Die Idee auch den Schornstein noch zum Räuchern und garen zu benutzen, macht selbst kleinere Smoker sehr effektiv. Dazu haben einige Hersteller den Schornstein als Räucherturm ausgeführt, oder bieten Umrüstsätze dazu an. Dabei wird durch den Räucherturm quasi eine zweite Gar- und Räucherkammer geschaffen. Der Rauch zieht also nicht nutzlos einfach aus dem Schornstein, sondern kann noch für viele Lebensmittel zusätzlich genutzt werden. Dabei sind die Temperaturen im Schornstein schon deutlich niedriger, als in der eigentlichen Garkammer. Aber gerade das empfinden viele als Vorteil, weil dadurch auch Schnellgarendes der Zeit der langsamgarenden Lebensmittel anzupassen ist.

 

Fazit

Selbst haben wir ja auch vor einigen Jahren erste Erfahrungen mit dem Smoker gemacht. Damals waren wir auch dankbar für jeden Tipp zum Smoker. Empfehlenswert ist auch unser Smoker Kaufratgeber für Dich. Ebenso empfehlen wir Dir unseren Grillfleischratgeber, denn da findest Du tolle Fleisch Cuts und Teilstücke zum Räuchern vor. Auch trotz unseren Tipps für das Smoken möchten wir Dir raten, selbst zu experimentieren. Ausprobieren lohnt immer! Auf diese Weise haben wir Interessantes zum Smoker entdeckt.

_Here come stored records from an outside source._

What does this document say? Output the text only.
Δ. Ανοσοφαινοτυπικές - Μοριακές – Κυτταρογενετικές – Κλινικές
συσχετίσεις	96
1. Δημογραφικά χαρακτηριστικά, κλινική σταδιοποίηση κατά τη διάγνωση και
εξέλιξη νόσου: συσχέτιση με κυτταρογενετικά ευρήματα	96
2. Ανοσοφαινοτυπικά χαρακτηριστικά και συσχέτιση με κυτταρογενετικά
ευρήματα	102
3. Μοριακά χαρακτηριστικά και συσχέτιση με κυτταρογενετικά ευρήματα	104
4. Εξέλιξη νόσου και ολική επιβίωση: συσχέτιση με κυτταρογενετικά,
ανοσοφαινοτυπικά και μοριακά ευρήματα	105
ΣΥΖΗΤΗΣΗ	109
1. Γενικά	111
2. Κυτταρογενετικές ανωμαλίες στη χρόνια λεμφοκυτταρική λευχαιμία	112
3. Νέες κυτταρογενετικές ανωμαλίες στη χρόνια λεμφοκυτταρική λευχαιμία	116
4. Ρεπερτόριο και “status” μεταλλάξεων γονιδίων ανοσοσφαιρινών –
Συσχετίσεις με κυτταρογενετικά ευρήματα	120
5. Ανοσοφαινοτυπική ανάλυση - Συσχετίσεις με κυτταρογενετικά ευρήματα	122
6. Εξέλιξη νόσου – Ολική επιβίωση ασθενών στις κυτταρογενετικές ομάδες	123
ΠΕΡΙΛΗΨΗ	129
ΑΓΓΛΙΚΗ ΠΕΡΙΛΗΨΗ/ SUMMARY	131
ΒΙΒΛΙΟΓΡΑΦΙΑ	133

Falls Du Dich jetzt noch fragst wo Du den Smoker und das Zubehör kaufen könntest, möchten wir Dir den Online-Handel empfehlen. Hier gibt es keine Öffnungszeiten und Du findest Modelle in einem guten Preis- Leistungsverhältnis vor. Jetzt wünschen wir Dir viel Spaß mit deinem Modell. Bei uns findest Du immer wieder neue Informationen rund um das Smoken vor. Lass Dir auch unsere Smoker Tests und Vergleiche nicht entgehen. Schau einfach immer wieder rein – Neues an Tipps für den Smoker gibt es immer wieder hier zu entdecken!

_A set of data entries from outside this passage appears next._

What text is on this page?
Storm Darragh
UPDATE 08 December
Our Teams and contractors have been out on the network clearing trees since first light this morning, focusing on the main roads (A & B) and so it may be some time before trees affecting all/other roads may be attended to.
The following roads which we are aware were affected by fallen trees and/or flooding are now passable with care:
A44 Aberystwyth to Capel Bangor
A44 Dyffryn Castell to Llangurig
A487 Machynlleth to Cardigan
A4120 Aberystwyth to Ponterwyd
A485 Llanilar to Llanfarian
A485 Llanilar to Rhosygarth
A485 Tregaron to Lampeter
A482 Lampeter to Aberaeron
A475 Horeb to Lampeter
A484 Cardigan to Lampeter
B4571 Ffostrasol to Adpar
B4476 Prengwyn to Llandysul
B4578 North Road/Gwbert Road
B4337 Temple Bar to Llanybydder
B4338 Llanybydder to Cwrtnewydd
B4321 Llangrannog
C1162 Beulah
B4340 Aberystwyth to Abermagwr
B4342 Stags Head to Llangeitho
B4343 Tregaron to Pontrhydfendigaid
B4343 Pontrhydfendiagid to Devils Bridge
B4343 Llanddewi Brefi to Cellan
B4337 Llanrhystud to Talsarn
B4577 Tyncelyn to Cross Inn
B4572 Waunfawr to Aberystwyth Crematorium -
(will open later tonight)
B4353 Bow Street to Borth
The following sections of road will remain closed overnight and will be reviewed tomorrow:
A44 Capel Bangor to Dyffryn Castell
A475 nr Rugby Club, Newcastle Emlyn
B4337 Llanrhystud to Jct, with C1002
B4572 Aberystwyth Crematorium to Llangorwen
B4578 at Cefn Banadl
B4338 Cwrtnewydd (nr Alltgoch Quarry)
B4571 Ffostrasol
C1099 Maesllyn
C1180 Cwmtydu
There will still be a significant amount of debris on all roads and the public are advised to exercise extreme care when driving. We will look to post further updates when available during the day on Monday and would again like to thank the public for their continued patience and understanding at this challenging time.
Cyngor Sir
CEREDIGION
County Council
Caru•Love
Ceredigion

Die Bedienung eines Smokers mit all seinen Facetten und den verschiedenen verfügbaren Modellen erfordert Erfahrung. Deshalb solltest Du nicht gleich die „Flinte ins Korn werfen“, wenn es beim erstem Mal nicht so klappt wie Du es Dir wünschst. Du wirst deinen Smoker kennenlernen und immer mehr Erfolg haben. Dabei sei Dir mit auf den Weg gegeben, das preisgünstige dünne Blechmodelle zwar den Geldbeutel schonen, aber das Smoken auch schwieriger gestalten. Sie erreichen schneller eine Temperatur, was zunächst positiv klingt. Dafür steigt aber auch die Gefahr zu hohe Temperaturen anzuwenden. Gleichzeitig verlieren sie auch schneller ihre Hitze und sind anfälliger für äußere Faktoren (Außentemperatur und Wind). Ein massiver Stahl-Smoker mit über 5 mm Wandung ist dagegen ein „ruhiger und zuverlässiger Geselle“. Aufheizen und Abkühlen geschehen dabei langsamer und konstanter, was für erfolgreiches Smoken wichtig ist. Als Nebeneffekt halten sie auch viel länger.